Le laparoschisis est une malformation congénitale de la paroi abdominale qui nécessite une attention particulière dès le diagnostic prénatal jusqu'à la prise en charge chirurgicale. Cet article explore les aspects clés de cette condition, en s'appuyant sur des données cliniques, des études et des rapports de cas.

Définition et diagnostic prénatal du laparoschisis

Le laparoschisis est caractérisé par une absence de fermeture de la paroi abdominale, entraînant une extériorisation des viscères. Le diagnostic est souvent posé en prénatal lors de l'examen échographique, permettant de détecter la malformation dès la 11e à la 14e semaine de gestation dans les centres de référence tertiaires. Le diagnostic différentiel vise à écarter l'omphalocèle, en particulier lorsque le sac de protection est endommagé, et d'éventuelles autres coelosomies associées.
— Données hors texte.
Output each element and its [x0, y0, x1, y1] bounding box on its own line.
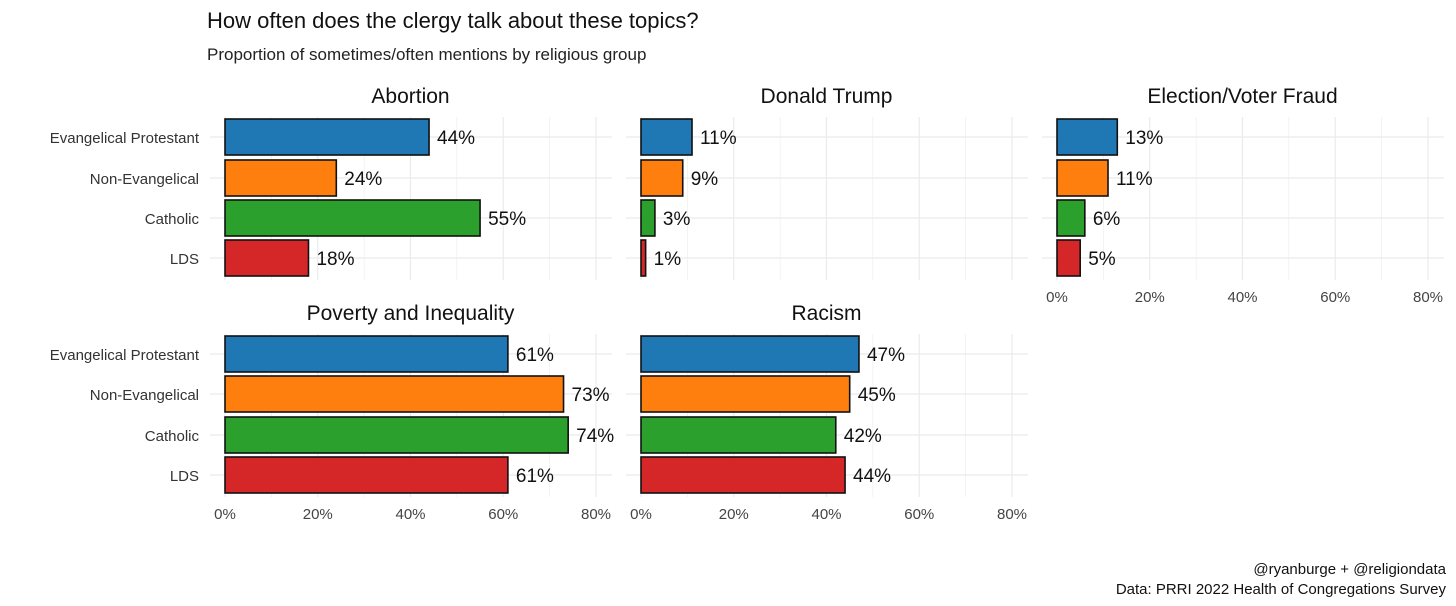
- x-tick-label: 0%: [630, 506, 652, 523]
- bar-evangelical-protestant: [640, 118, 693, 156]
- category-label: Non-Evangelical: [90, 387, 199, 404]
- bar-catholic: [224, 199, 481, 237]
- x-tick-label: 40%: [811, 506, 841, 523]
- category-label: Catholic: [145, 211, 200, 228]
- bar-catholic: [640, 199, 656, 237]
- data-label: 44%: [853, 466, 891, 487]
- bar-lds: [1056, 239, 1081, 277]
- bar-evangelical-protestant: [224, 118, 430, 156]
- data-label: 11%: [1116, 169, 1153, 190]
- data-label: 47%: [867, 345, 905, 366]
- bar-non-evangelical: [640, 159, 684, 197]
- bar-lds: [640, 456, 846, 494]
- bar-non-evangelical: [1056, 159, 1109, 197]
- category-label: LDS: [170, 468, 199, 485]
- x-tick-label: 40%: [1227, 289, 1257, 306]
- data-label: 13%: [1125, 128, 1163, 149]
- x-tick-label: 80%: [581, 506, 611, 523]
- category-label: Evangelical Protestant: [50, 347, 200, 364]
- bar-catholic: [1056, 199, 1086, 237]
- data-label: 42%: [844, 426, 882, 447]
- facet-title: Election/Voter Fraud: [1147, 85, 1337, 108]
- x-tick-label: 80%: [1413, 289, 1443, 306]
- data-label: 73%: [572, 385, 610, 406]
- bar-lds: [640, 239, 647, 277]
- category-label: LDS: [170, 251, 199, 268]
- x-tick-label: 20%: [1135, 289, 1165, 306]
- data-label: 11%: [700, 128, 737, 149]
- category-label: Evangelical Protestant: [50, 130, 200, 147]
- data-label: 6%: [1093, 209, 1121, 230]
- bar-catholic: [640, 416, 837, 454]
- data-label: 61%: [516, 466, 554, 487]
- bar-non-evangelical: [224, 375, 565, 413]
- bar-lds: [224, 239, 310, 277]
- x-tick-label: 60%: [488, 506, 518, 523]
- bar-non-evangelical: [640, 375, 851, 413]
- facet-title: Racism: [791, 302, 861, 325]
- x-tick-label: 0%: [1046, 289, 1068, 306]
- x-tick-label: 0%: [214, 506, 236, 523]
- bar-catholic: [224, 416, 569, 454]
- x-tick-label: 40%: [395, 506, 425, 523]
- chart-subtitle: Proportion of sometimes/often mentions b…: [207, 45, 646, 64]
- data-label: 9%: [691, 169, 719, 190]
- bar-evangelical-protestant: [1056, 118, 1119, 156]
- caption-source: Data: PRRI 2022 Health of Congregations …: [1116, 581, 1447, 598]
- bar-lds: [224, 456, 509, 494]
- data-label: 1%: [654, 249, 682, 270]
- bar-evangelical-protestant: [224, 335, 509, 373]
- data-label: 3%: [663, 209, 691, 230]
- chart-title: How often does the clergy talk about the…: [207, 8, 699, 33]
- category-label: Non-Evangelical: [90, 171, 199, 188]
- caption-credit: @ryanburge + @religiondata: [1253, 561, 1446, 578]
- x-tick-label: 60%: [904, 506, 934, 523]
- data-label: 55%: [488, 209, 526, 230]
- data-label: 74%: [576, 426, 614, 447]
- data-label: 18%: [316, 249, 354, 270]
- data-label: 24%: [344, 169, 382, 190]
- data-label: 61%: [516, 345, 554, 366]
- facet-title: Abortion: [371, 85, 449, 108]
- x-tick-label: 60%: [1320, 289, 1350, 306]
- data-label: 5%: [1088, 249, 1116, 270]
- x-tick-label: 20%: [303, 506, 333, 523]
- x-tick-label: 20%: [719, 506, 749, 523]
- facet-title: Donald Trump: [761, 85, 893, 108]
- x-tick-label: 80%: [997, 506, 1027, 523]
- facet-title: Poverty and Inequality: [307, 302, 515, 325]
- bar-evangelical-protestant: [640, 335, 860, 373]
- data-label: 45%: [858, 385, 896, 406]
- data-label: 44%: [437, 128, 475, 149]
- bar-non-evangelical: [224, 159, 338, 197]
- category-label: Catholic: [145, 428, 200, 445]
Diagnostic différentiel avec l'omphalocèle

Il est crucial de différencier le laparoschisis de l'omphalocèle, une autre malformation congénitale de la paroi abdominale. Dans l'omphalocèle, les viscères extériorisés sont protégés par un sac composé de trois couches : couche amniotique externe, couche intermédiaire de gelée de Wharton et couche péritonéale interne. En Europe, la prévalence à la naissance de l'omphalocèle (formes isolées et syndromiques confondues) est estimée à environ 1/8 500 naissances.

Étiologie et facteurs de risque

L'étiologie exacte du laparoschisis reste complexe et multifactorielle. Certaines études suggèrent une origine vasculaire, potentiellement liée à des anomalies ischémiques survenant au cours du développement fœtal. L'association possible du laparoschisis avec l'agénésie septale, bien que rare, a été notée dans certains cas. L'âge maternel jeune pourrait également être un facteur de risque.
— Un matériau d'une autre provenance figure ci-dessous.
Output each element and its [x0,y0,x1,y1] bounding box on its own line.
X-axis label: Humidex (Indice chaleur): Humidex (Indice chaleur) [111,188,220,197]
Association avec l'agénésie septale

L'association de ces deux pathologies est rare, non décrite dans la littérature. L'étiologie vasculaire du laparoschisis proposée par plusieurs auteurs sur l'association possible à certaines anomalies ischémiques (immobilisme), peut-être favorisée par le jeune âge maternel, pourrait expliquer cette association malformative. La décision d'interruption de grossesse prise dans les deux cas mérite d'être discutée. En effet, si le pronostic du laparoschisis est relativement bon, celui de l'agénésie septale reste actuellement débattu. L'IRM prénatale ne permet pas d'exclure le diagnostic de dysplasie septo-optique, même si les voies optiques paraissent normales et peut méconnaître certaines malformations associées, (parfois subtiles) qui pourraient être ici d'origine vasculaire.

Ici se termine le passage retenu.